In his State of the State speech, Ted Strickland announced his intention to eliminate private school vouchers for students in failing schools. In the very same speech, Comrade Ted proposed an increase in state-sponsored health-care for all children. Said state-sponsored health care includes, presumably, abortions. So, in Ted’s world, a prospective parent should have the choice – regardless of economic circumstances – of aborting their child but not the choice – regardless of economic circumstances – of how and where any child they so graciously allow to live should be educated.
The inconvenient facts about Ted’s position on abortion are all too clear. While serving in Congress, the governor voted several times in favor of governmental funding of abortions, and even federal funding of research into the “abortion pill.” He has received unquestioning support from NARAL, and he has promised to veto any pro-life legislation that comes from our state representatives.
In addition, Comrade Ted received a 100% rating from the NEA, and was heartily endorsed by the teachers’ unions. Those unions have a long-standing opposition to private and religious schools, or any competition to a state-sponsored monopoly on education – a monopoly that would insure their jobs regardless of ability. So, political payback required the governor to being quickly to remove the biggest sources of competition to our failing school system – private and religious schools.
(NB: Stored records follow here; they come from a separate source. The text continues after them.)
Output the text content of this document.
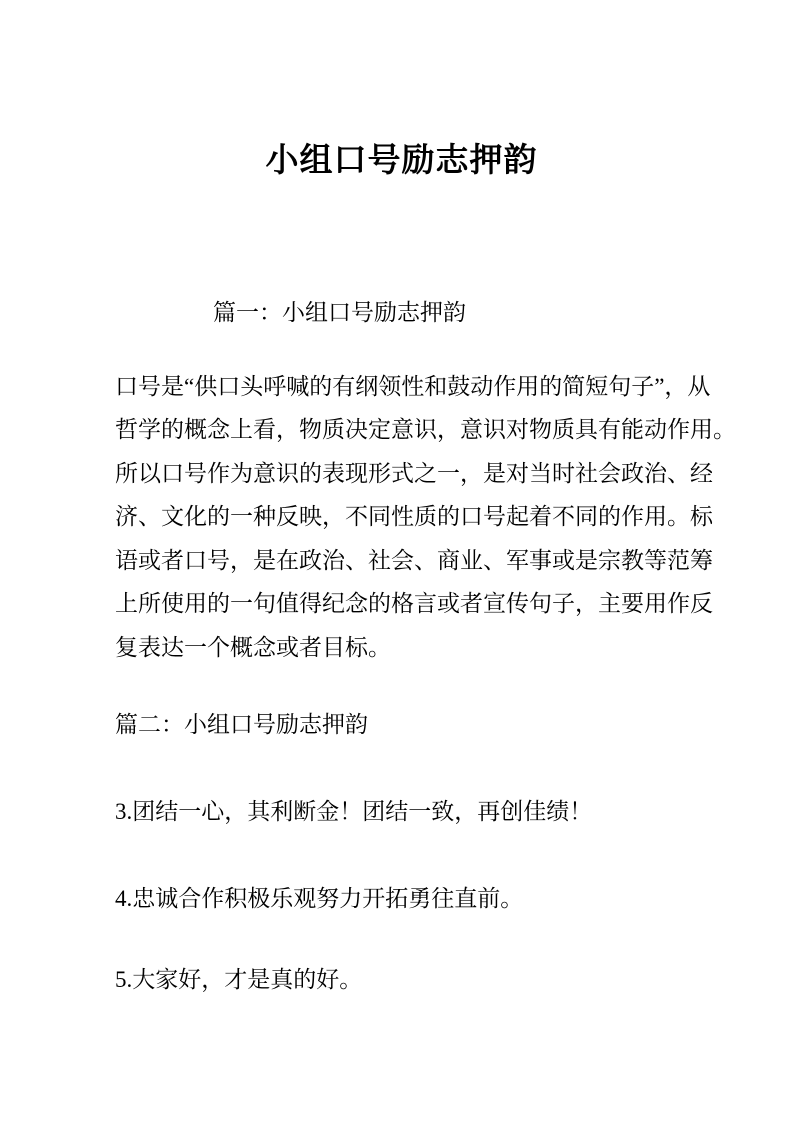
小组口号励志押韵
篇一：小组口号励志押韵
口号是“供口头呼喊的有纲领性和鼓动作用的简短句子”，从
哲学的概念上看，物质决定意识，意识对物质具有能动作用。
所以口号作为意识的表现形式之一，是对当时社会政治、经
济、文化的一种反映，不同性质的口号起着不同的作用。标
语或者口号，是在政治、社会、商业、军事或是宗教等范筹
上所使用的一句值得纪念的格言或者宣传句子，主要用作反
复表达一个概念或者目标。
篇二：小组口号励志押韵
3.团结一心，其利断金！团结一致，再创佳绩！
4.忠诚合作积极乐观努力开拓勇往直前。
5.大家好，才是真的好。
I find it interesting that the governor heartily endorses using my taxpayer dollars to fund something I’m against – abortion, but wishes to deny it for something to which liberals object. And before quoting the First Amendment at me, I heartily suggest everyone re-read that one – there is no “wall of separation”, excepting that the government shall mandate no religion on the people. (In fact, this phrase derives from a letter from Jefferson to Danbury, Connecticut, Baptists.) Red Ted also plans on eliminating the ability of for-profit companies to run charter schools. Because we all know that for-profit companies will compete to gain more students (hence profits), and in order to compete they might well provide a superior education at a lower price than their public school counterparts.
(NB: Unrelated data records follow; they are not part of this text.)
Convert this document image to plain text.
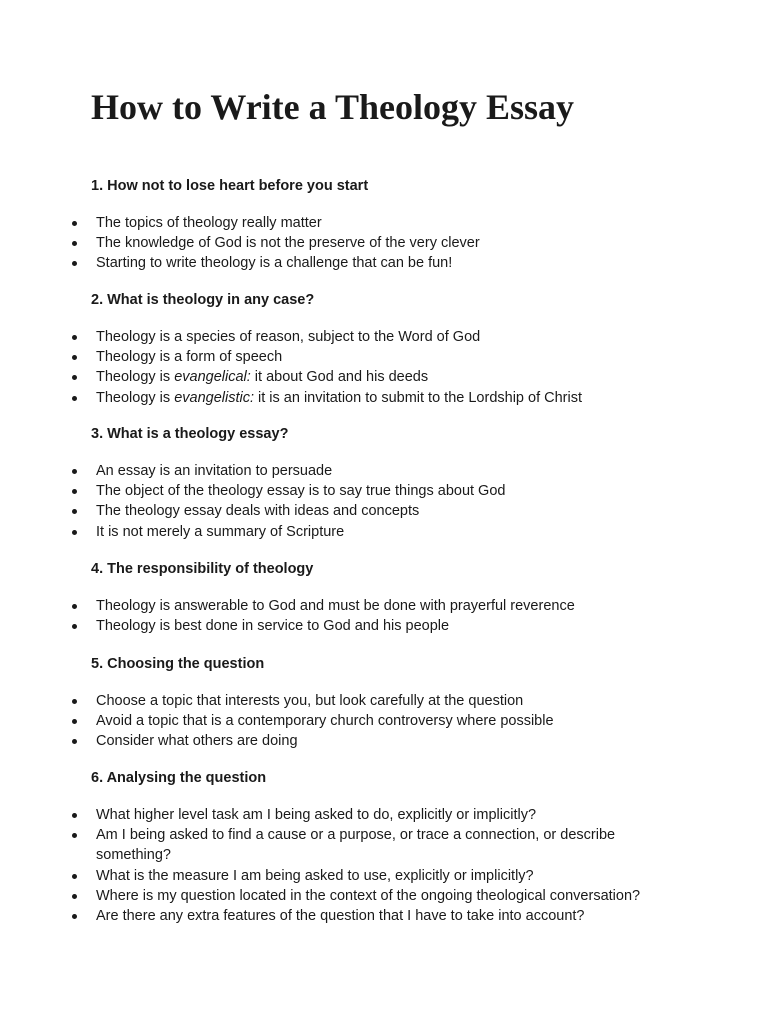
How to Write a Theology Essay

1. How not to lose heart before you start

The topics of theology really matter
The knowledge of God is not the preserve of the very clever
Starting to write theology is a challenge that can be fun!

2. What is theology in any case?

Theology is a species of reason, subject to the Word of God
Theology is a form of speech
Theology is evangelical: it about God and his deeds
Theology is evangelistic: it is an invitation to submit to the Lordship of Christ

3. What is a theology essay?

An essay is an invitation to persuade
The object of the theology essay is to say true things about God
The theology essay deals with ideas and concepts
It is not merely a summary of Scripture

4. The responsibility of theology

Theology is answerable to God and must be done with prayerful reverence
Theology is best done in service to God and his people

5. Choosing the question

Choose a topic that interests you, but look carefully at the question
Avoid a topic that is a contemporary church controversy where possible
Consider what others are doing

6. Analysing the question

What higher level task am I being asked to do, explicitly or implicitly?
Am I being asked to find a cause or a purpose, or trace a connection, or describe something?
What is the measure I am being asked to use, explicitly or implicitly?
Where is my question located in the context of the ongoing theological conversation?
Are there any extra features of the question that I have to take into account?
My recommendation to our Komissar? Let citizens carry their own tax dollars to the school of their choice. If parents want to take their children to private school, why should they continue to pay double? Introduce more competition to the schools, not less – competition drives excellence, no matter what the self-styled experts at the American Psychological Association (the same folks who published an article claiming adult-child sex isn’t harmful) say. After all, isn’t this all about the children? How can we, in good conscience, deny them the education they deserve – instead of the one that the government has been giving them?